- Floods are the costliest natural hazard-induced disaster in the People’s Republic of China.
- Since 2018, the Asian Development Bank has been piloting innovative flash flood disaster early warning systems in the PRC.
- Disaster impacts have been significantly reduced in the PRC with the help of high-tech early warning systems designed as part of an ADB project.
Floods are the costliest natural hazard-induced disaster in the People’s Republic of China.
To respond to this, ADB in 2018 piloted innovative flash flood disaster early warning systems in the PRC.
In part 1 of this video series, we focus on how new technology has significantly reduced the disaster impacts in two provinces.
Transcript
Flash floods are a common and serious problem in the People’s Republic of China and elsewhere.
Recognizing this, more than 2,000 counties prone to flash floods have established monitoring and early warning systems in the PRC.
However, challenges remain.
Forecasts can be inaccurate and short warning lead time would result in insufficient time for evacuation.
Since 2018, the Asian Development Bank has been piloting innovative flash flood disaster early warning systems in the PRC.
The ADB project has focused on improving monitoring and early warning, and emergency responses at the community level.
Four communities were selected for the pilot project – they are in the flashflood-prone Shewei River basin and Kongmu River basin in Henan and Jiangxi provinces.
Flash flood modelling is at the core of the forecast and early warning system.
The newly developed software can integrate weather, including rainfall forecasts and real time river flow observation, to simulate and forecast the flash flood occurrence in any section of the river.

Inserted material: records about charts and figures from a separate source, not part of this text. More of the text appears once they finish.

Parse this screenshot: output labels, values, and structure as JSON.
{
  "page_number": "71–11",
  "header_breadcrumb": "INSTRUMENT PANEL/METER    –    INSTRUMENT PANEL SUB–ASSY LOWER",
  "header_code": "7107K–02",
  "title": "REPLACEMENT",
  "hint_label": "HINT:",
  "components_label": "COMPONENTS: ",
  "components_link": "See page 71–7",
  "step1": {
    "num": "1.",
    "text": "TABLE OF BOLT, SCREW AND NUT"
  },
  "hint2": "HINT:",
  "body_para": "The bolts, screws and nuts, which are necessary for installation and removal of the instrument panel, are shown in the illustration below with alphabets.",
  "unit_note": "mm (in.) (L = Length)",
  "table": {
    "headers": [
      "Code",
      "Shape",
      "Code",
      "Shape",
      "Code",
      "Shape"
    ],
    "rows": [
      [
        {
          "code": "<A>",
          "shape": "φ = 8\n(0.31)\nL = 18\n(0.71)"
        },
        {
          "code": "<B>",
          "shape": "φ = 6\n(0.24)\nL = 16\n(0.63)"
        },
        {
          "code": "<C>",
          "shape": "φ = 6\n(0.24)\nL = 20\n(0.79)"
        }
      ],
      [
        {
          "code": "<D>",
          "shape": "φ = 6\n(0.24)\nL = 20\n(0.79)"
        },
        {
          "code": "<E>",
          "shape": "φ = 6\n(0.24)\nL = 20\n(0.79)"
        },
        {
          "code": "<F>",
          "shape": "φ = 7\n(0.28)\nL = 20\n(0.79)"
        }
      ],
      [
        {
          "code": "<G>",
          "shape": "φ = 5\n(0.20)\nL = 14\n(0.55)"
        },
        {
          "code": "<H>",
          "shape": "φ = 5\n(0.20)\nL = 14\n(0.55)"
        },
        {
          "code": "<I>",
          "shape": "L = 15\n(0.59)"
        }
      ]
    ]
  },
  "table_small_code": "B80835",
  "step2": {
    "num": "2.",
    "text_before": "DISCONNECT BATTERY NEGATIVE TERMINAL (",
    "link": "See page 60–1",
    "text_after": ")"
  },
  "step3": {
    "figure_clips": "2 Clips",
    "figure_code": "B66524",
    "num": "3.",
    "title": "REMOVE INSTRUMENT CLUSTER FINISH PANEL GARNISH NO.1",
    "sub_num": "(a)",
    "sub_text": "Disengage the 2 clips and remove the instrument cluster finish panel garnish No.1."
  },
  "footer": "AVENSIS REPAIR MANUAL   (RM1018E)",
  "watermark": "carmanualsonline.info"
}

The project also developed a cloud-based platform that can access forecast and real-time rainfall and other data in the river basin from different sources.
Rainfall and water-stage monitoring stations are installed at important locations of the river basin.
These collect rainfall and water-stage information and compare the data with the built-in thresholds.
Once predefined technical parameters such as rainfall and water flow in the river exceed their thresholds, the flood model in the cloud platform will automatically start simulating the flash flood event.
The cloud platform will send alerts to those in charge of flood prevention through the early warning app.
Drawing on the combined strengths of professional facilities, skilled personnel, and community-based approach, disaster impacts have been significantly reduced.